Are our bonds between our various diverse communities – east and west, north and south – resilient and strong enough not to fracture?
There is another matter of compelling importance. The Supreme Court of Canada in Tsilhqot’in Nation v. British Columbia (2014) determined that there exists a “special relationship between the Crown and the Aboriginal group in question,” which gives Indigenous land “special status.”
It also reinforces the special relationship established in the Royal Proclamation of 1763 between the British Crown and the Indigenous peoples of Canada, which has sometimes been described as “The Indian Magna Carta” and the “Indian Bill of Rights.” Its signal importance for Indigenous rights is highlighted by its inclusion in Section 25 of the 1982 Charter of Rights and Freedoms.

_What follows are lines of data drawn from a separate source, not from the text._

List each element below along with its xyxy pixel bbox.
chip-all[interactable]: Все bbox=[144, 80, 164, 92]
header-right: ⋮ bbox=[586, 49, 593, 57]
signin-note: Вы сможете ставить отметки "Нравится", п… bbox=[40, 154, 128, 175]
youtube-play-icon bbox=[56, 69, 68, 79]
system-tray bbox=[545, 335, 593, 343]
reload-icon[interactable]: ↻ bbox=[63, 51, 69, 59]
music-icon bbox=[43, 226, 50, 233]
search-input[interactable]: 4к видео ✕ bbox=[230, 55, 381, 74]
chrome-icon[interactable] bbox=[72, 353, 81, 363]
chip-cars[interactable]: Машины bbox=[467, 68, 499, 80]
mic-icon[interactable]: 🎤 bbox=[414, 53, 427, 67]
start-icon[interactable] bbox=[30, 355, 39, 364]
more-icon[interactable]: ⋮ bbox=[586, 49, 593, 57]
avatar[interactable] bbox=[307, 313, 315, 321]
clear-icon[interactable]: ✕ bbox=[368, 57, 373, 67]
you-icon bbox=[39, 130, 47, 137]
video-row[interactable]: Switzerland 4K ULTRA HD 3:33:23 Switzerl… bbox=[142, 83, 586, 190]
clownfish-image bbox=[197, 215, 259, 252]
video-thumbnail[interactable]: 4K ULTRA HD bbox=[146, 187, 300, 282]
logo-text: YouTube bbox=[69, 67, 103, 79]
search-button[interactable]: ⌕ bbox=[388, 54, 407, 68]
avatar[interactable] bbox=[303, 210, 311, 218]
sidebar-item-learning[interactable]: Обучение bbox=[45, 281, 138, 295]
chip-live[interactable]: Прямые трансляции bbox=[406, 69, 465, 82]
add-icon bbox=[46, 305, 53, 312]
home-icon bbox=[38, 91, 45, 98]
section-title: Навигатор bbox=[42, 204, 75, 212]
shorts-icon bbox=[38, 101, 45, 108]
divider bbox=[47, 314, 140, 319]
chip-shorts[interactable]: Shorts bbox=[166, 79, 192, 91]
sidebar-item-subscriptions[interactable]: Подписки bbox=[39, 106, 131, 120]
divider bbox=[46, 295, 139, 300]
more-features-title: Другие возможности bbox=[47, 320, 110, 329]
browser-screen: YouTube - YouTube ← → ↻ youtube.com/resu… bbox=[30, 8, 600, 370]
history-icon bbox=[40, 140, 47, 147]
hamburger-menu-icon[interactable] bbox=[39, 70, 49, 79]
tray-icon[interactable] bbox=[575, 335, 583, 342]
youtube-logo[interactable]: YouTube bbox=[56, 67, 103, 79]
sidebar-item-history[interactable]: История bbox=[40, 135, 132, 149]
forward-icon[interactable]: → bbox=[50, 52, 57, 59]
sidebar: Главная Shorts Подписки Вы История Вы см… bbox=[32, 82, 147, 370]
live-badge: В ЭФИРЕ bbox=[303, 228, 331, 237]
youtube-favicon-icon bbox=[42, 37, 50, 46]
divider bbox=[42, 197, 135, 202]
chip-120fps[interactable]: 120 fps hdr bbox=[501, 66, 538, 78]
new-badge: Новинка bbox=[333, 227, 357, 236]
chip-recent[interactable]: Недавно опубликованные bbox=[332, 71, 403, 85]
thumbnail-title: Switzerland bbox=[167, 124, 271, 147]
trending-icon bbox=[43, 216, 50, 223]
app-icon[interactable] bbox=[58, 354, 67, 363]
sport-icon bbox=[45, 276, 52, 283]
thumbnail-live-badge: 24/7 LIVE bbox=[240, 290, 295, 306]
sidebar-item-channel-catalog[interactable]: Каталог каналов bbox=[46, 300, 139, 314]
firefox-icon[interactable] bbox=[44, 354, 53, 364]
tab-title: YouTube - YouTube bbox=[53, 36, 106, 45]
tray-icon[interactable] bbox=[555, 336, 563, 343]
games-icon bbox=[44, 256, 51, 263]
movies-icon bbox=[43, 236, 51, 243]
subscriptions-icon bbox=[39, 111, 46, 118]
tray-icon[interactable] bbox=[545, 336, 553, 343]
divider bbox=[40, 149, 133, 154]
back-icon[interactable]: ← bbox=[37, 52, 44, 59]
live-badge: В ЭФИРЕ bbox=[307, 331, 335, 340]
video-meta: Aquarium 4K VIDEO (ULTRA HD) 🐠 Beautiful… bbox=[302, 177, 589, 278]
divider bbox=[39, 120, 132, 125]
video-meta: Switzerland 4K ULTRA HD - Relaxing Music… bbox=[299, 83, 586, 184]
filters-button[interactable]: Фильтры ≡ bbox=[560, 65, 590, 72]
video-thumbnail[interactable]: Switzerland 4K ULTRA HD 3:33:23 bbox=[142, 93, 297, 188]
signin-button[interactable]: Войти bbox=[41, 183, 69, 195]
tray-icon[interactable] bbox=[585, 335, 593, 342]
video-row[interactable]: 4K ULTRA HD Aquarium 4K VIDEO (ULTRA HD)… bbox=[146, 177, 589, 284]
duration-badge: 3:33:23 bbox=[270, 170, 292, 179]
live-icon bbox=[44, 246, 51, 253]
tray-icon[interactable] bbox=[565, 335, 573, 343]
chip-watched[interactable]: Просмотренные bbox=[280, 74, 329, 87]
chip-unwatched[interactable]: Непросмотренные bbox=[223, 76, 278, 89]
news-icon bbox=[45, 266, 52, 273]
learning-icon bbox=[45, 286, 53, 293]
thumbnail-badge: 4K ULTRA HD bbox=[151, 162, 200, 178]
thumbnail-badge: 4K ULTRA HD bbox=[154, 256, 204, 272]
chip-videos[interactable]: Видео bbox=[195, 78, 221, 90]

Abolition of the monarchy by the British people will not happen precipitously. However, politics in the internet age can change quickly. The U.K. referendum on its membership in the European Union produced a surprising result, reflecting an unleashing of latent populistic forces.
For Canada, the monarchy is not a disposable ornament. It is embedded deeply in its constitutional architecture. If the U.K. abolishes of the monarchy, Canada’s ability to handle quickly any necessary changes will be hampered by its constitutional straitjacket.